American politician (born 1960)

Roy W. Klopfenstein is an American politician who is serving as the state representative for the 82nd District of the Ohio House of Representatives since 2023. The 82nd District consists of counties of Paulding, Putnam, Van Wert, and a portion of Defiance. Klopfenstein is running for reelection in 2024.

== Biography ==
Klopfenstein was born and raised in Haviland, Ohio. He graduated from Wayne Trace High School; He then attended Purdue University, where he got a degree in agriculture. He is a self-employed farmer since 1983.

Klopfenstein is a former state committee member of the USDA Farm Service Agency, and is currently a member of the Ohio Soybean Association, Ohio Corn & Wheat Growers Association and Ohio Farm Bureau.
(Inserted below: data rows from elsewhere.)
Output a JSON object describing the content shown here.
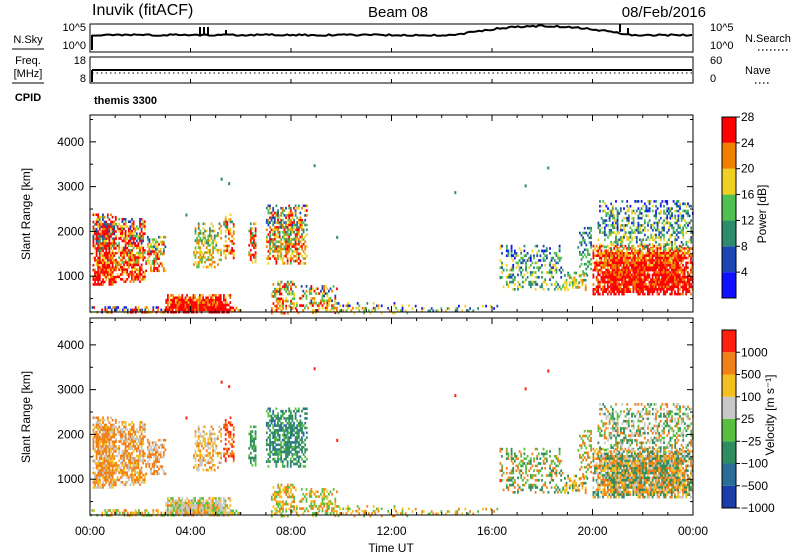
{
  "header": {
    "title": "Inuvik (fitACF)",
    "beam": "Beam 08",
    "date": "08/Feb/2016"
  },
  "status_panels": {
    "nsky_label": "N.Sky",
    "nsearch_label": "N.Search",
    "freq_label_top": "Freq.",
    "freq_label_bottom": "[MHz]",
    "nave_label": "Nave",
    "cpid_label": "CPID",
    "cpid_value": "themis 3300",
    "noise_left_ticks": [
      "10^5",
      "10^0"
    ],
    "noise_right_ticks": [
      "10^5",
      "10^0"
    ],
    "freq_left_ticks": [
      "18",
      "8"
    ],
    "freq_right_ticks": [
      "60",
      "0"
    ]
  },
  "chart_data": [
    {
      "type": "heatmap",
      "name": "power",
      "ylabel": "Slant Range [km]",
      "yticks": [
        "1000",
        "2000",
        "3000",
        "4000"
      ],
      "ylim": [
        200,
        4600
      ],
      "colorbar_label": "Power [dB]",
      "colorbar_ticks": [
        "4",
        "8",
        "12",
        "16",
        "20",
        "24",
        "28"
      ],
      "colors": [
        "#1010ff",
        "#1c46b4",
        "#2c8c6c",
        "#50c050",
        "#f0d020",
        "#f08000",
        "#ff0000"
      ]
    },
    {
      "type": "heatmap",
      "name": "velocity",
      "ylabel": "Slant Range [km]",
      "yticks": [
        "1000",
        "2000",
        "3000",
        "4000"
      ],
      "ylim": [
        200,
        4600
      ],
      "colorbar_label": "Velocity [m s⁻¹]",
      "colorbar_ticks": [
        "1000",
        "500",
        "100",
        "25",
        "−25",
        "−100",
        "−500",
        "−1000"
      ],
      "colors": [
        "#1c3caa",
        "#2a6e98",
        "#2e8c5e",
        "#58c040",
        "#c8c8c8",
        "#f4c020",
        "#f08018",
        "#ff2010"
      ]
    }
  ],
  "xaxis": {
    "label": "Time UT",
    "ticks": [
      "00:00",
      "04:00",
      "08:00",
      "12:00",
      "16:00",
      "20:00",
      "00:00"
    ]
  }
}
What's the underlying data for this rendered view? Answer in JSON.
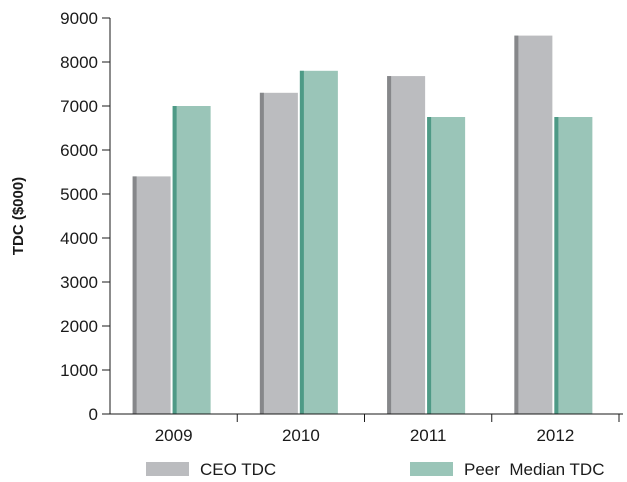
{
  "chart_data": {
    "type": "bar",
    "title": "",
    "xlabel": "",
    "ylabel": "TDC ($000)",
    "categories": [
      "2009",
      "2010",
      "2011",
      "2012"
    ],
    "series": [
      {
        "name": "CEO TDC",
        "values": [
          5400,
          7300,
          7680,
          8600
        ]
      },
      {
        "name": "Peer  Median TDC",
        "values": [
          7000,
          7800,
          6750,
          6750
        ]
      }
    ],
    "ylim": [
      0,
      9000
    ],
    "yticks": [
      "0",
      "1000",
      "2000",
      "3000",
      "4000",
      "5000",
      "6000",
      "7000",
      "8000",
      "9000"
    ],
    "grid": false,
    "legend": "bottom",
    "colors": {
      "CEO TDC": {
        "face": "#bbbcbf",
        "edge": "#86878a"
      },
      "Peer  Median TDC": {
        "face": "#9ac5b8",
        "edge": "#4e9a86"
      },
      "axis": "#1a1a1a"
    }
  }
}
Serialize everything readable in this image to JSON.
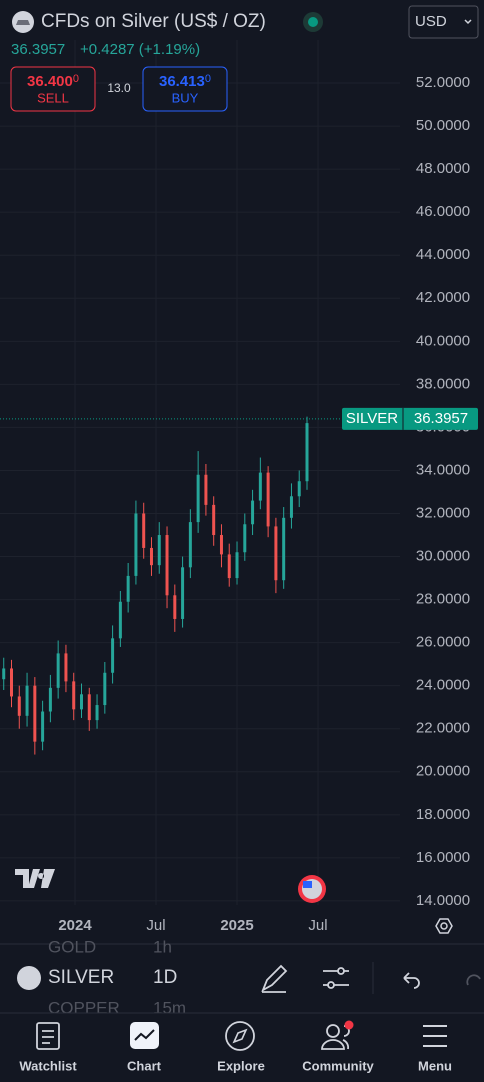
{
  "header": {
    "title": "CFDs on Silver (US$ / OZ)",
    "currency": "USD",
    "price": "36.3957",
    "change": "+0.4287 (+1.19%)",
    "sell": {
      "price": "36.400",
      "pip": "0",
      "label": "SELL"
    },
    "spread": "13.0",
    "buy": {
      "price": "36.413",
      "pip": "0",
      "label": "BUY"
    }
  },
  "chart_data": {
    "type": "candlestick",
    "x": [
      2023.56,
      2023.608,
      2023.656,
      2023.704,
      2023.752,
      2023.8,
      2023.848,
      2023.896,
      2023.944,
      2023.992,
      2024.04,
      2024.088,
      2024.136,
      2024.184,
      2024.232,
      2024.28,
      2024.328,
      2024.376,
      2024.424,
      2024.472,
      2024.52,
      2024.568,
      2024.616,
      2024.664,
      2024.712,
      2024.76,
      2024.808,
      2024.856,
      2024.904,
      2024.952,
      2025.0,
      2025.048,
      2025.096,
      2025.144,
      2025.192,
      2025.24,
      2025.288,
      2025.336,
      2025.384,
      2025.432
    ],
    "open": [
      24.3,
      24.8,
      23.5,
      22.6,
      24.0,
      21.4,
      22.8,
      23.9,
      25.5,
      24.2,
      22.9,
      23.6,
      22.4,
      23.1,
      24.6,
      26.2,
      27.9,
      29.1,
      32.0,
      30.4,
      29.6,
      31.0,
      28.2,
      27.1,
      29.5,
      31.6,
      33.8,
      32.4,
      31.0,
      30.1,
      29.0,
      30.2,
      31.5,
      32.6,
      33.9,
      31.4,
      28.9,
      31.8,
      32.8,
      33.5
    ],
    "high": [
      25.3,
      25.2,
      24.0,
      24.6,
      24.4,
      23.3,
      24.5,
      26.1,
      25.9,
      24.6,
      24.1,
      23.9,
      23.6,
      25.1,
      26.8,
      28.4,
      29.7,
      32.6,
      32.5,
      30.9,
      31.6,
      31.4,
      28.7,
      30.0,
      32.2,
      34.9,
      34.3,
      32.8,
      31.5,
      30.6,
      30.7,
      32.0,
      33.1,
      34.6,
      34.2,
      31.8,
      32.3,
      33.4,
      34.0,
      36.5
    ],
    "low": [
      23.8,
      23.0,
      22.0,
      22.1,
      20.8,
      21.0,
      22.3,
      23.4,
      23.7,
      22.4,
      22.5,
      21.9,
      22.0,
      22.7,
      24.1,
      25.8,
      27.4,
      28.7,
      29.9,
      29.1,
      29.2,
      27.6,
      26.5,
      26.7,
      29.0,
      31.1,
      31.9,
      30.5,
      29.5,
      28.6,
      28.7,
      29.8,
      31.0,
      32.2,
      30.9,
      28.3,
      28.5,
      31.3,
      32.3,
      33.1
    ],
    "close": [
      24.8,
      23.5,
      22.6,
      24.0,
      21.4,
      22.8,
      23.9,
      25.5,
      24.2,
      22.9,
      23.6,
      22.4,
      23.1,
      24.6,
      26.2,
      27.9,
      29.1,
      32.0,
      30.4,
      29.6,
      31.0,
      28.2,
      27.1,
      29.5,
      31.6,
      33.8,
      32.4,
      31.0,
      30.1,
      29.0,
      30.2,
      31.5,
      32.6,
      33.9,
      31.4,
      28.9,
      31.8,
      32.8,
      33.5,
      36.2
    ],
    "up_color": "#26a69a",
    "down_color": "#ef5350",
    "xlim": [
      2023.537,
      2026.006
    ],
    "xticks": [
      {
        "value": 2024,
        "label": "2024"
      },
      {
        "value": 2024.5,
        "label": "Jul"
      },
      {
        "value": 2025,
        "label": "2025"
      },
      {
        "value": 2025.5,
        "label": "Jul"
      }
    ],
    "ylim": [
      13.81,
      54.0
    ],
    "yticks": [
      {
        "value": 14,
        "label": "14.0000"
      },
      {
        "value": 16,
        "label": "16.0000"
      },
      {
        "value": 18,
        "label": "18.0000"
      },
      {
        "value": 20,
        "label": "20.0000"
      },
      {
        "value": 22,
        "label": "22.0000"
      },
      {
        "value": 24,
        "label": "24.0000"
      },
      {
        "value": 26,
        "label": "26.0000"
      },
      {
        "value": 28,
        "label": "28.0000"
      },
      {
        "value": 30,
        "label": "30.0000"
      },
      {
        "value": 32,
        "label": "32.0000"
      },
      {
        "value": 34,
        "label": "34.0000"
      },
      {
        "value": 36,
        "label": "36.0000"
      },
      {
        "value": 38,
        "label": "38.0000"
      },
      {
        "value": 40,
        "label": "40.0000"
      },
      {
        "value": 42,
        "label": "42.0000"
      },
      {
        "value": 44,
        "label": "44.0000"
      },
      {
        "value": 46,
        "label": "46.0000"
      },
      {
        "value": 48,
        "label": "48.0000"
      },
      {
        "value": 50,
        "label": "50.0000"
      },
      {
        "value": 52,
        "label": "52.0000"
      }
    ],
    "grid": true,
    "last_price": {
      "name": "SILVER",
      "value": 36.3957,
      "color": "#089981"
    }
  },
  "toolbar": {
    "symbol": "SILVER",
    "interval": "1D",
    "prev_symbol": "GOLD",
    "prev_interval": "1h",
    "next_symbol": "COPPER",
    "next_interval": "15m"
  },
  "nav": {
    "items": [
      "Watchlist",
      "Chart",
      "Explore",
      "Community",
      "Menu"
    ]
  }
}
He was also a former chairman of the Pauling County Extension Advisory Committee and The Ohio State University State Extension Advisory Committee.

In 1982, Roy married Deborah, and they have four sons.

== Ohio House of Representatives ==

In 2022, Klopfenstein ran for the 82nd District, and won the primaries against Ted Penner, with 4,745 votes against Penner's 1,966. He then won the general election against his opponent, Magdalene Markward.

Klopfenstein was sworn in on January 1, 2023. He is running for reelection, and won the primaries unopposed.